Nicholas Alan Hill, 08-14-05

Patrol car escapee found dead in water, still cuffed

HORNETS INVOLVED? Man fled a failure-to-appear warrant near Nancy Lake.

By JOE DITZLER Anchorage Daily News

Published: August 16th, 2005 Last Modified: August 16th, 2005 at 02:04 AM

WASILLA -- Alaska State Troopers identified a body pulled Sunday from Nancy Lake in handcuffs as that of Nicholas Alan Hill, 20, of Wasilla.

Five days earlier, Hill fled from trooper Skip Chadwell's patrol car, parked along the Parks Highway near Willow while Chadwell assisted at a traffic accident, troopers spokesman Greg Wilkinson said.

Hill came into custody of his own doing, Wilkinson explained Monday. He had stopped late Tuesday at a Tesoro station at Mile 99 Parks Highway with car trouble and flagged down Chadwell for assistance, Wilkinson said.

The trooper ran Hill's record as a matter of routine and discovered an outstanding arrest warrant for having missed a court date in Valdez, where he was charged as a minor consuming alcohol, according to a troopers' media report.

Chadwell arrested Hill, handcuffed him, placed him in the patrol car's back seat and belted him in, according to troopers.

Next, Chadwell responded around midnight to a motor-vehicle collision at Mile 65 of the Parks, in which two victims were entrapped. Chadwell, 51, a trooper since March 1999, was the officer closest to the wreck scene, Wilkinson said.

A GMC sport utility vehicle with a family of four from California inside had rolled twice after the driver lost control. The parents were injured. Chadwell, the only officer present, took charge of the scene while paramedics treated the injured parents, Wilkinson explained. He said Chadwell was away from his patrol car 17 minutes.

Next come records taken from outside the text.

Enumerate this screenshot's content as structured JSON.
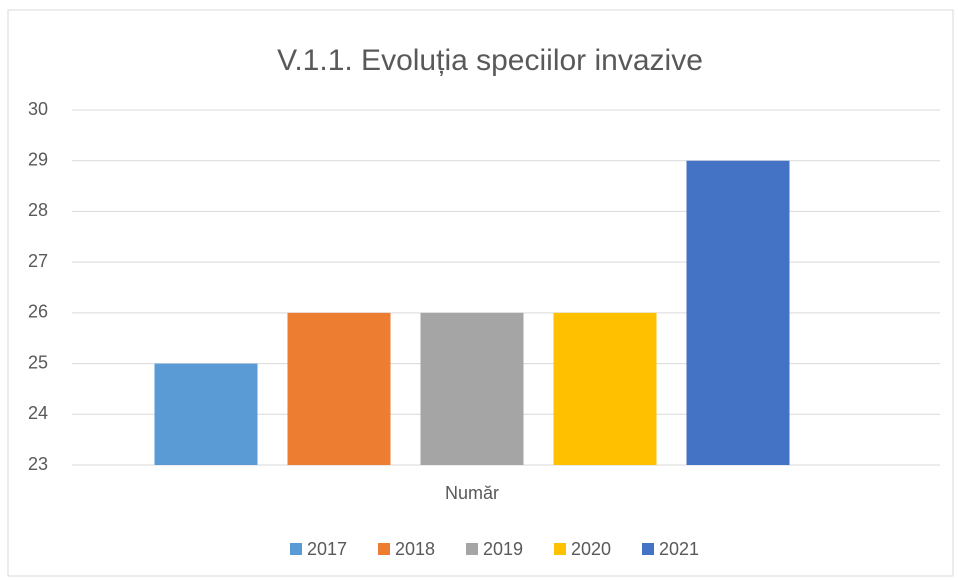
{
  "chart_data": {
    "type": "bar",
    "title": "V.1.1. Evoluția speciilor invazive",
    "categories": [
      "Număr"
    ],
    "series": [
      {
        "name": "2017",
        "color": "#5b9bd5",
        "values": [
          25
        ]
      },
      {
        "name": "2018",
        "color": "#ed7d31",
        "values": [
          26
        ]
      },
      {
        "name": "2019",
        "color": "#a5a5a5",
        "values": [
          26
        ]
      },
      {
        "name": "2020",
        "color": "#ffc000",
        "values": [
          26
        ]
      },
      {
        "name": "2021",
        "color": "#4472c4",
        "values": [
          29
        ]
      }
    ],
    "ylim": [
      23,
      30
    ],
    "yticks": [
      23,
      24,
      25,
      26,
      27,
      28,
      29,
      30
    ],
    "grid": true,
    "legend": "bottom"
  }
}
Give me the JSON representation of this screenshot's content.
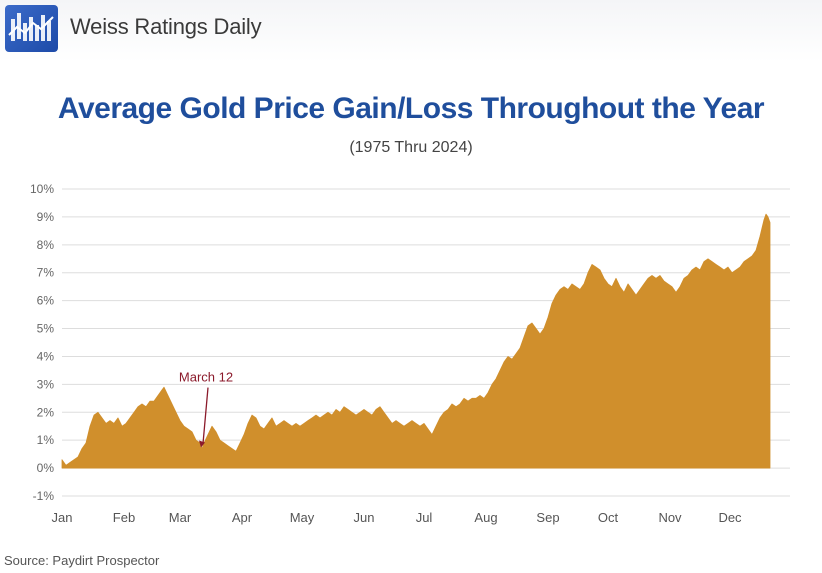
{
  "brand": {
    "name": "Weiss Ratings Daily",
    "logo_icon": "weiss-logo-icon"
  },
  "source_note": "Source: Paydirt Prospector",
  "colors": {
    "area_fill": "#d08f2c",
    "title": "#1f4e9c",
    "annotation": "#8b1a2b",
    "grid": "#dddddd",
    "logo": "#2a5cbf"
  },
  "chart_data": {
    "type": "area",
    "title": "Average Gold Price Gain/Loss Throughout the Year",
    "subtitle": "(1975 Thru 2024)",
    "xlabel": "",
    "ylabel": "",
    "ylim": [
      -1,
      10
    ],
    "yticks": [
      {
        "value": -1,
        "label": "-1%"
      },
      {
        "value": 0,
        "label": "0%"
      },
      {
        "value": 1,
        "label": "1%"
      },
      {
        "value": 2,
        "label": "2%"
      },
      {
        "value": 3,
        "label": "3%"
      },
      {
        "value": 4,
        "label": "4%"
      },
      {
        "value": 5,
        "label": "5%"
      },
      {
        "value": 6,
        "label": "6%"
      },
      {
        "value": 7,
        "label": "7%"
      },
      {
        "value": 8,
        "label": "8%"
      },
      {
        "value": 9,
        "label": "9%"
      },
      {
        "value": 10,
        "label": "10%"
      }
    ],
    "grid": true,
    "xlim": [
      1,
      365
    ],
    "month_ticks": [
      {
        "day": 1,
        "label": "Jan"
      },
      {
        "day": 32,
        "label": "Feb"
      },
      {
        "day": 60,
        "label": "Mar"
      },
      {
        "day": 91,
        "label": "Apr"
      },
      {
        "day": 121,
        "label": "May"
      },
      {
        "day": 152,
        "label": "Jun"
      },
      {
        "day": 182,
        "label": "Jul"
      },
      {
        "day": 213,
        "label": "Aug"
      },
      {
        "day": 244,
        "label": "Sep"
      },
      {
        "day": 274,
        "label": "Oct"
      },
      {
        "day": 305,
        "label": "Nov"
      },
      {
        "day": 335,
        "label": "Dec"
      }
    ],
    "annotation": {
      "text": "March 12",
      "day": 71,
      "value": 0.7
    },
    "series": [
      {
        "values": [
          [
            1,
            0.3
          ],
          [
            3,
            0.1
          ],
          [
            5,
            0.2
          ],
          [
            7,
            0.3
          ],
          [
            9,
            0.4
          ],
          [
            11,
            0.7
          ],
          [
            13,
            0.9
          ],
          [
            15,
            1.5
          ],
          [
            17,
            1.9
          ],
          [
            19,
            2.0
          ],
          [
            21,
            1.8
          ],
          [
            23,
            1.6
          ],
          [
            25,
            1.7
          ],
          [
            27,
            1.6
          ],
          [
            29,
            1.8
          ],
          [
            31,
            1.5
          ],
          [
            33,
            1.6
          ],
          [
            35,
            1.8
          ],
          [
            37,
            2.0
          ],
          [
            39,
            2.2
          ],
          [
            41,
            2.3
          ],
          [
            43,
            2.2
          ],
          [
            45,
            2.4
          ],
          [
            47,
            2.4
          ],
          [
            49,
            2.6
          ],
          [
            51,
            2.8
          ],
          [
            52,
            2.9
          ],
          [
            54,
            2.6
          ],
          [
            56,
            2.3
          ],
          [
            58,
            2.0
          ],
          [
            60,
            1.7
          ],
          [
            62,
            1.5
          ],
          [
            64,
            1.4
          ],
          [
            66,
            1.3
          ],
          [
            68,
            1.0
          ],
          [
            70,
            0.9
          ],
          [
            71,
            0.7
          ],
          [
            72,
            0.9
          ],
          [
            74,
            1.2
          ],
          [
            76,
            1.5
          ],
          [
            78,
            1.3
          ],
          [
            80,
            1.0
          ],
          [
            82,
            0.9
          ],
          [
            84,
            0.8
          ],
          [
            86,
            0.7
          ],
          [
            88,
            0.6
          ],
          [
            90,
            0.9
          ],
          [
            92,
            1.2
          ],
          [
            94,
            1.6
          ],
          [
            96,
            1.9
          ],
          [
            98,
            1.8
          ],
          [
            100,
            1.5
          ],
          [
            102,
            1.4
          ],
          [
            104,
            1.6
          ],
          [
            106,
            1.8
          ],
          [
            108,
            1.5
          ],
          [
            110,
            1.6
          ],
          [
            112,
            1.7
          ],
          [
            114,
            1.6
          ],
          [
            116,
            1.5
          ],
          [
            118,
            1.6
          ],
          [
            120,
            1.5
          ],
          [
            122,
            1.6
          ],
          [
            124,
            1.7
          ],
          [
            126,
            1.8
          ],
          [
            128,
            1.9
          ],
          [
            130,
            1.8
          ],
          [
            132,
            1.9
          ],
          [
            134,
            2.0
          ],
          [
            136,
            1.9
          ],
          [
            138,
            2.1
          ],
          [
            140,
            2.0
          ],
          [
            142,
            2.2
          ],
          [
            144,
            2.1
          ],
          [
            146,
            2.0
          ],
          [
            148,
            1.9
          ],
          [
            150,
            2.0
          ],
          [
            152,
            2.1
          ],
          [
            154,
            2.0
          ],
          [
            156,
            1.9
          ],
          [
            158,
            2.1
          ],
          [
            160,
            2.2
          ],
          [
            162,
            2.0
          ],
          [
            164,
            1.8
          ],
          [
            166,
            1.6
          ],
          [
            168,
            1.7
          ],
          [
            170,
            1.6
          ],
          [
            172,
            1.5
          ],
          [
            174,
            1.6
          ],
          [
            176,
            1.7
          ],
          [
            178,
            1.6
          ],
          [
            180,
            1.5
          ],
          [
            182,
            1.6
          ],
          [
            184,
            1.4
          ],
          [
            186,
            1.2
          ],
          [
            188,
            1.5
          ],
          [
            190,
            1.8
          ],
          [
            192,
            2.0
          ],
          [
            194,
            2.1
          ],
          [
            196,
            2.3
          ],
          [
            198,
            2.2
          ],
          [
            200,
            2.3
          ],
          [
            202,
            2.5
          ],
          [
            204,
            2.4
          ],
          [
            206,
            2.5
          ],
          [
            208,
            2.5
          ],
          [
            210,
            2.6
          ],
          [
            212,
            2.5
          ],
          [
            214,
            2.7
          ],
          [
            216,
            3.0
          ],
          [
            218,
            3.2
          ],
          [
            220,
            3.5
          ],
          [
            222,
            3.8
          ],
          [
            224,
            4.0
          ],
          [
            226,
            3.9
          ],
          [
            228,
            4.1
          ],
          [
            230,
            4.3
          ],
          [
            232,
            4.7
          ],
          [
            234,
            5.1
          ],
          [
            236,
            5.2
          ],
          [
            238,
            5.0
          ],
          [
            240,
            4.8
          ],
          [
            242,
            5.0
          ],
          [
            244,
            5.4
          ],
          [
            246,
            5.9
          ],
          [
            248,
            6.2
          ],
          [
            250,
            6.4
          ],
          [
            252,
            6.5
          ],
          [
            254,
            6.4
          ],
          [
            256,
            6.6
          ],
          [
            258,
            6.5
          ],
          [
            260,
            6.4
          ],
          [
            262,
            6.6
          ],
          [
            264,
            7.0
          ],
          [
            266,
            7.3
          ],
          [
            268,
            7.2
          ],
          [
            270,
            7.1
          ],
          [
            272,
            6.8
          ],
          [
            274,
            6.6
          ],
          [
            276,
            6.5
          ],
          [
            278,
            6.8
          ],
          [
            280,
            6.5
          ],
          [
            282,
            6.3
          ],
          [
            284,
            6.6
          ],
          [
            286,
            6.4
          ],
          [
            288,
            6.2
          ],
          [
            290,
            6.4
          ],
          [
            292,
            6.6
          ],
          [
            294,
            6.8
          ],
          [
            296,
            6.9
          ],
          [
            298,
            6.8
          ],
          [
            300,
            6.9
          ],
          [
            302,
            6.7
          ],
          [
            304,
            6.6
          ],
          [
            306,
            6.5
          ],
          [
            308,
            6.3
          ],
          [
            310,
            6.5
          ],
          [
            312,
            6.8
          ],
          [
            314,
            6.9
          ],
          [
            316,
            7.1
          ],
          [
            318,
            7.2
          ],
          [
            320,
            7.1
          ],
          [
            322,
            7.4
          ],
          [
            324,
            7.5
          ],
          [
            326,
            7.4
          ],
          [
            328,
            7.3
          ],
          [
            330,
            7.2
          ],
          [
            332,
            7.1
          ],
          [
            334,
            7.2
          ],
          [
            336,
            7.0
          ],
          [
            338,
            7.1
          ],
          [
            340,
            7.2
          ],
          [
            342,
            7.4
          ],
          [
            344,
            7.5
          ],
          [
            346,
            7.6
          ],
          [
            348,
            7.8
          ],
          [
            350,
            8.3
          ],
          [
            352,
            8.9
          ],
          [
            353,
            9.1
          ],
          [
            354,
            9.0
          ],
          [
            355,
            8.8
          ]
        ]
      }
    ]
  }
}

While Chadwell was away, Hill kicked out a side, rear window and fled, according to the troopers. Hill's prior record shows he'd been charged with minor offenses -- petty theft, underage drinking, driving without a license.

A daylong search, including use of a handheld, infrared device that sees heat signatures at night, failed to locate Hill, troopers state. His description was posted online, and another warrant obtained charging him with escape.

Sometime close to 4:30 p.m. Sunday, someone at the Nancy Lake marina, near Willow, reported a body, handcuffed, in the lake. It was Hill's, Wilkinson said.

The body will be autopsied to determine the precise cause of death, he added.

Wilkinson said Chadwell, who's been assigned to Talkeetna since February 2001, remains on duty. Trooper policy states that officers are responsible for protecting any prisoner from harm and delivering the prisoner to jail safely, Wilkinson said.

"Our feeling, based on common practice, is that handcuffed and seat-belted in the locked rear compartment of a patrol car, there is no way out of custody except using extreme or extraordinary measures, which is what Mr. Hill did," Wilkinson said.

The place where Hill entered the lake is about three-quarters of a mile from the spot on the highway where Chadwell had parked near the accident scene, according to troopers.

"Troopers on the body recovery stepped into a hornet's nest and were stung," Wilkinson said. "Whether he (Hill) encountered that same hornet's nest and headed for the water, we don't know yet. We don't know if he went in accidentally or intentionally."

He said the shoreline near the spot where Hill probably went into the lake slopes about 30 degrees into the water.